Il sera question ci-après de quelques éléments d'un
tel examen.
Le formalisme du principe classique de publicité (selon la formule de Kant)
Il
a souvent été remarqué qu'un des principaux problèmes
du concept moderne classique de publicité se situe dans
son formalisme. Pas seulement parce que ce formalisme,
chez Kant par exemple, entraîne un durcissement de dispositions
"matérielles" qui rentrent tacitement dans
le concept de publicité – en particulier des dispositions
qui excluent de la vie publique certains groupes sociaux
(les femmes, les non-possédants, etc.); il favorise
également la possibilité d'une instrumentalisation et
d'une monopolisation des structures publiques existantes
qui pervertit la signification politique de "publicité"
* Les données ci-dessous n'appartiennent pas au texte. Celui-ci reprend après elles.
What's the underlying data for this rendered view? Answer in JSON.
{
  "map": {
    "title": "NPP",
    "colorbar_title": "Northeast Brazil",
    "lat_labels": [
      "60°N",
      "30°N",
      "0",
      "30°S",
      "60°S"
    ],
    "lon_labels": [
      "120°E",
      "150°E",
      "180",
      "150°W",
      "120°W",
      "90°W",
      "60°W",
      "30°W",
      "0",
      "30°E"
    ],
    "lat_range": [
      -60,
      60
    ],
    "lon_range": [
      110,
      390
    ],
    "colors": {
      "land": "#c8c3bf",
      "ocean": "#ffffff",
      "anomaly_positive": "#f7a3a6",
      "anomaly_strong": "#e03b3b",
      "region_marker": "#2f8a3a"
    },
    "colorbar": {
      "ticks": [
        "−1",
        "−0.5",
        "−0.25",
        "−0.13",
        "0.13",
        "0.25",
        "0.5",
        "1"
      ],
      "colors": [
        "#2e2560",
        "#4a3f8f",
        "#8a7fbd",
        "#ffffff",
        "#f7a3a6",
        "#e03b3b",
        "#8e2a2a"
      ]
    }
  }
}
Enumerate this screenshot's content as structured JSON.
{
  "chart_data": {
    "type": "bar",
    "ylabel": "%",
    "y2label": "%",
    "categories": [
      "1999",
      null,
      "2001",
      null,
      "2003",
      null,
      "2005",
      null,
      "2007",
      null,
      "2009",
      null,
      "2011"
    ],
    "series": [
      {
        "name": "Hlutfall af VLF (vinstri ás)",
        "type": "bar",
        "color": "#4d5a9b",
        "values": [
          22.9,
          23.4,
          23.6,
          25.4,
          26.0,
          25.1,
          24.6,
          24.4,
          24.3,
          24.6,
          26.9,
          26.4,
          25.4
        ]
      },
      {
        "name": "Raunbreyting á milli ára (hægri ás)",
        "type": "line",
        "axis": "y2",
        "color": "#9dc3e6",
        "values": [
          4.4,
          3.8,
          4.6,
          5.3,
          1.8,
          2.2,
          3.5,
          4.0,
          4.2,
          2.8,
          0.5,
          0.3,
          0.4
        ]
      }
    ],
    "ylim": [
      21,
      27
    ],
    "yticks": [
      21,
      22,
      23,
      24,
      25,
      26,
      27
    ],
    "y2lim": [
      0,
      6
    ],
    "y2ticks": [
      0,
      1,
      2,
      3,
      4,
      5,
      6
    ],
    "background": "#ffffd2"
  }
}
en subordonnant sa prétention formelle à s'appliquer
à tous – à inclure toute la communauté dans les débats
politiques – à des intérêts "privés", particuliers.
La publicité se révèle ainsi, précisément dans sa prétention
universaliste purement formelle, comme étant en même
temps un parfait instrument d'hégémonisation, c'est-à-dire
d'universalisation du particulier en vue de la mise
en place et du maintien de certains rapports de pouvoir.
C'est précisément là que O. Negt et A. Kluge
ont vu l'échec du principe bourgeois de publicité. D'une
part, parce que se révèle être un moyen, dans la pratique
de la société bourgeoise, ce qui est chez Kant strictement
une fin en soi[6];
et, d'autre part, parce que c'est précisément cette
histoire réelle instrumentale du principe de publicité
qui met en lumière la "violence intrinsèque"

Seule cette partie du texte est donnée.